How to Write Tragedy
- Start with the hero. The hero is the main element of any tragedy. The hero should be doing well in the beginning – respected, skilled, and usually honorable. But there’s also a key flaw in the hero’s character. Pick a flaw that you feel your readers can relate to, something that they may find in themselves from time to time. Despite the hero’s flaw, the audience should still be rooting for him as they read – otherwise the ending won’t be sad for them.
- Plan out a series of snowballing events. It might start small. The hero might overstep his authority at work due to overconfidence; or she might have a relapse of addiction. But from the first event, something else happens, which then leads to something else, and slowly the negative events start to spiral out of control.
- Begin with the end in mind. In terms of structure, the most important part of a tragedy is its ending. The ending has to show the hero’s final destruction, usually (but not always) meaning death. You should have an ending in mind as you write, so that you have some idea of what you’re building up to. How will your hero be destroyed? What fatal flaw will result in the catastrophe? And how will you describe the end so that readers feel the sad and pitiable emotions of pathos?
When to Use Tragedy
Tragedy is a kind of story structure, so it’s most relevant to creative writing. However, tragedies also need space to develop – you can’t write one overnight, or within the space of just a couple of pages. So if you’re going to write a tragedy for a creative writing class, you should make sure you start way ahead of time and that you’re prepared to write a pretty long piece with a gradual story arc from beginning to tragic end. If you’re writing your tragedy outside of class, of course, you won’t need to worry about deadlines and can give the piece the time and attention that it needs to become a really great tragedy.

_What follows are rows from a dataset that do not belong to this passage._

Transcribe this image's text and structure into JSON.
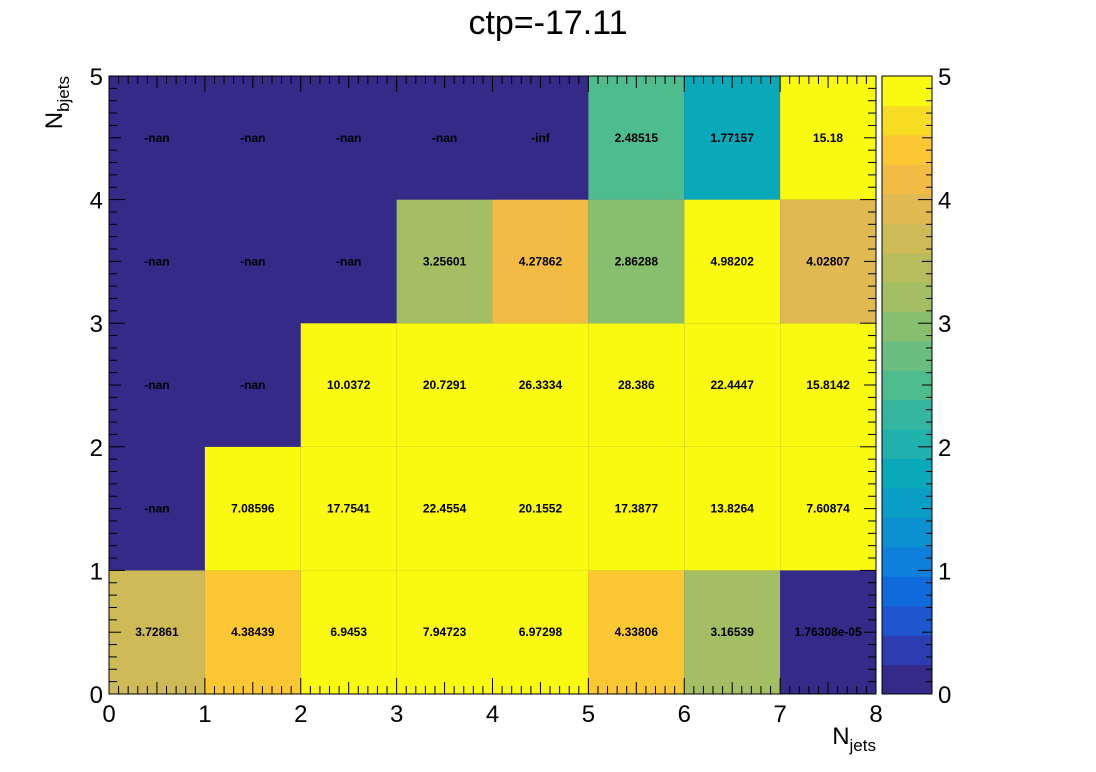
{
  "chart_data": {
    "type": "heatmap",
    "title": "ctp=-17.11",
    "xlabel": {
      "main": "N",
      "sub": "jets"
    },
    "ylabel": {
      "main": "N",
      "sub": "bjets"
    },
    "x_ticks": [
      "0",
      "1",
      "2",
      "3",
      "4",
      "5",
      "6",
      "7",
      "8"
    ],
    "y_ticks": [
      "0",
      "1",
      "2",
      "3",
      "4",
      "5"
    ],
    "colorbar_ticks": [
      "0",
      "1",
      "2",
      "3",
      "4",
      "5"
    ],
    "xlim": [
      0,
      8
    ],
    "ylim": [
      0,
      5
    ],
    "zlim": [
      0,
      5
    ],
    "x_bins": [
      0,
      1,
      2,
      3,
      4,
      5,
      6,
      7
    ],
    "y_bins": [
      0,
      1,
      2,
      3,
      4
    ],
    "cells": [
      {
        "x": 0,
        "y": 0,
        "label": "3.72861",
        "value": 3.72861
      },
      {
        "x": 1,
        "y": 0,
        "label": "4.38439",
        "value": 4.38439
      },
      {
        "x": 2,
        "y": 0,
        "label": "6.9453",
        "value": 6.9453
      },
      {
        "x": 3,
        "y": 0,
        "label": "7.94723",
        "value": 7.94723
      },
      {
        "x": 4,
        "y": 0,
        "label": "6.97298",
        "value": 6.97298
      },
      {
        "x": 5,
        "y": 0,
        "label": "4.33806",
        "value": 4.33806
      },
      {
        "x": 6,
        "y": 0,
        "label": "3.16539",
        "value": 3.16539
      },
      {
        "x": 7,
        "y": 0,
        "label": "1.76308e-05",
        "value": 1.76308e-05
      },
      {
        "x": 0,
        "y": 1,
        "label": "-nan",
        "value": null
      },
      {
        "x": 1,
        "y": 1,
        "label": "7.08596",
        "value": 7.08596
      },
      {
        "x": 2,
        "y": 1,
        "label": "17.7541",
        "value": 17.7541
      },
      {
        "x": 3,
        "y": 1,
        "label": "22.4554",
        "value": 22.4554
      },
      {
        "x": 4,
        "y": 1,
        "label": "20.1552",
        "value": 20.1552
      },
      {
        "x": 5,
        "y": 1,
        "label": "17.3877",
        "value": 17.3877
      },
      {
        "x": 6,
        "y": 1,
        "label": "13.8264",
        "value": 13.8264
      },
      {
        "x": 7,
        "y": 1,
        "label": "7.60874",
        "value": 7.60874
      },
      {
        "x": 0,
        "y": 2,
        "label": "-nan",
        "value": null
      },
      {
        "x": 1,
        "y": 2,
        "label": "-nan",
        "value": null
      },
      {
        "x": 2,
        "y": 2,
        "label": "10.0372",
        "value": 10.0372
      },
      {
        "x": 3,
        "y": 2,
        "label": "20.7291",
        "value": 20.7291
      },
      {
        "x": 4,
        "y": 2,
        "label": "26.3334",
        "value": 26.3334
      },
      {
        "x": 5,
        "y": 2,
        "label": "28.386",
        "value": 28.386
      },
      {
        "x": 6,
        "y": 2,
        "label": "22.4447",
        "value": 22.4447
      },
      {
        "x": 7,
        "y": 2,
        "label": "15.8142",
        "value": 15.8142
      },
      {
        "x": 0,
        "y": 3,
        "label": "-nan",
        "value": null
      },
      {
        "x": 1,
        "y": 3,
        "label": "-nan",
        "value": null
      },
      {
        "x": 2,
        "y": 3,
        "label": "-nan",
        "value": null
      },
      {
        "x": 3,
        "y": 3,
        "label": "3.25601",
        "value": 3.25601
      },
      {
        "x": 4,
        "y": 3,
        "label": "4.27862",
        "value": 4.27862
      },
      {
        "x": 5,
        "y": 3,
        "label": "2.86288",
        "value": 2.86288
      },
      {
        "x": 6,
        "y": 3,
        "label": "4.98202",
        "value": 4.98202
      },
      {
        "x": 7,
        "y": 3,
        "label": "4.02807",
        "value": 4.02807
      },
      {
        "x": 0,
        "y": 4,
        "label": "-nan",
        "value": null
      },
      {
        "x": 1,
        "y": 4,
        "label": "-nan",
        "value": null
      },
      {
        "x": 2,
        "y": 4,
        "label": "-nan",
        "value": null
      },
      {
        "x": 3,
        "y": 4,
        "label": "-nan",
        "value": null
      },
      {
        "x": 4,
        "y": 4,
        "label": "-inf",
        "value": null
      },
      {
        "x": 5,
        "y": 4,
        "label": "2.48515",
        "value": 2.48515
      },
      {
        "x": 6,
        "y": 4,
        "label": "1.77157",
        "value": 1.77157
      },
      {
        "x": 7,
        "y": 4,
        "label": "15.18",
        "value": 15.18
      }
    ],
    "palette": [
      "#352a87",
      "#2b3db1",
      "#1f55cf",
      "#0f6bdc",
      "#0e7fdb",
      "#0d90d2",
      "#0a9dc6",
      "#09a9ba",
      "#20b1ad",
      "#35b79f",
      "#4fbc8e",
      "#6bbe7f",
      "#88bf6f",
      "#a3be63",
      "#b9bc5c",
      "#cebb58",
      "#e0b952",
      "#f2bb44",
      "#fbc733",
      "#f8db23",
      "#f9fa0f"
    ],
    "empty_color": "#352a87",
    "grid": false,
    "colorbar_position": "right"
  }
}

Although tragedy is generally used in literature, it can also be a useful concept in essays, especially biographical essays. A good biography needs to take a particular viewpoint on the person in question, and it helps to have an overall narrative structure. Tragedy fits both requirements: it gives you a structure for the piece, and also helps guide how you portray the subject. You might argue, for example, that Napoleon was a tragic figure whose fatal flaw was hubris (see Related Terms).